Jose Verdugo makes dinner for his children every night in their Washington Heights apartment. He works long days at New York City construction sites, recently became certified as a home health aide and got his driver’s permit.
What he doesn’t have is control over his financial affairs.
In 2009, under the advice of a personal injury attorney, Verdugo, an Ecuadorian immigrant, says he agreed to a court-appointed guardianship in Manhattan. He had suffered brain trauma in a 2003 industrial accident and eventually won a $5 million dollar settlement. Verdugo says he is now fully recovered and has tried for the past several years to free himself of the guardianship, without success.

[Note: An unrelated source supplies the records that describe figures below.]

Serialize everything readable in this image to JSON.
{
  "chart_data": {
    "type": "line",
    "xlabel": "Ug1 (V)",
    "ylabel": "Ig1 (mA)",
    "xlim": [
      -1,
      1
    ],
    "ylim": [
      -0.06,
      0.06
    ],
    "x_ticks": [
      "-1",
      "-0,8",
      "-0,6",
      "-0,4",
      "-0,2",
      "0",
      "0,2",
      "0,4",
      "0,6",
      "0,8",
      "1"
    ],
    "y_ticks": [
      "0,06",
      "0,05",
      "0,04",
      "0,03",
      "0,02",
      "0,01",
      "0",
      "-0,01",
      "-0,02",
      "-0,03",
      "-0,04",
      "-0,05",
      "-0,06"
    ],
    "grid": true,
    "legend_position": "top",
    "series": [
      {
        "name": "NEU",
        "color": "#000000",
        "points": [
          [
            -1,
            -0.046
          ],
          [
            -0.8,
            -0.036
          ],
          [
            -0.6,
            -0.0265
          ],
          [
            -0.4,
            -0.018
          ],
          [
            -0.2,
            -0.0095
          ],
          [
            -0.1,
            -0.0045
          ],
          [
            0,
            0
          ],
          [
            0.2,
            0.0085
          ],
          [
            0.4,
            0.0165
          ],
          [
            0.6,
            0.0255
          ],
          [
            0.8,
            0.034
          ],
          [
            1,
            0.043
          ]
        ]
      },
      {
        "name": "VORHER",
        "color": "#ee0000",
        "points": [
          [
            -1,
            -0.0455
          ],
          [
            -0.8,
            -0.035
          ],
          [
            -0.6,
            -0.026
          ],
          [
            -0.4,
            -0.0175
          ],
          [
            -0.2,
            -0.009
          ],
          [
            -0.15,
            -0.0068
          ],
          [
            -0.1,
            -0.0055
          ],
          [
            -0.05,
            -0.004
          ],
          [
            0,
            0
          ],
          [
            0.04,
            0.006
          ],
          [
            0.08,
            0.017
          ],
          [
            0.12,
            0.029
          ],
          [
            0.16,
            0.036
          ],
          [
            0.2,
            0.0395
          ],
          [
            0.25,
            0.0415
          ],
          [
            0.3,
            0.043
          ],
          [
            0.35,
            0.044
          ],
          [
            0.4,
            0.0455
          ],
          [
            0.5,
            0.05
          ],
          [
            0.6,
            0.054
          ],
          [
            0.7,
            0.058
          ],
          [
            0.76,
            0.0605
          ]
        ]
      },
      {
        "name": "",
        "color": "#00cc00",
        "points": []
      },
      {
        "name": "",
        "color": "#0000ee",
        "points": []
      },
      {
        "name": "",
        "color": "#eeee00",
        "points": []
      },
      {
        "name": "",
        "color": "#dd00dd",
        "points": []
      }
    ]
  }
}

“No one is listening, they just ignore me,” he told the I-Team in Spanish.
Last October, Verdugo’s daughter Fatima filed a petition to compel the current judge in her father’s case, Justice Carol Sharpe, to hold an immediate hearing on the termination of the guardianship. The court papers note he “remains captive to a guardianship he neither needs nor needs nor wants,” and contends that the Judge’s failure to act “shocks the conscience.”
Marc Alhonte, an attorney helping the family pro bono, said: “Here’s a Latino immigrant being deprived of his civil rights. Bottom line is that it’s an abuse of the system.”
Sharpe’s guardianship rulings have come under fire in another recent case. Friends of an elderly Upper West Side resident, Paulette Kohler, with no family, said they were banned from visiting the 93-year-old for months. The allegations: One of the friends was suspected of elder financial abuse. None appear to have ever been substantiated and the women now have access, although the guardianship remains in place.
A spokesman for the courts said Judge Sharpe’s priority is protecting those in guardianships. She has now ordered a hearing for Thursday, November 3rd, in Jose Verdugo’s case. He says he is hoping his voice is finally heard.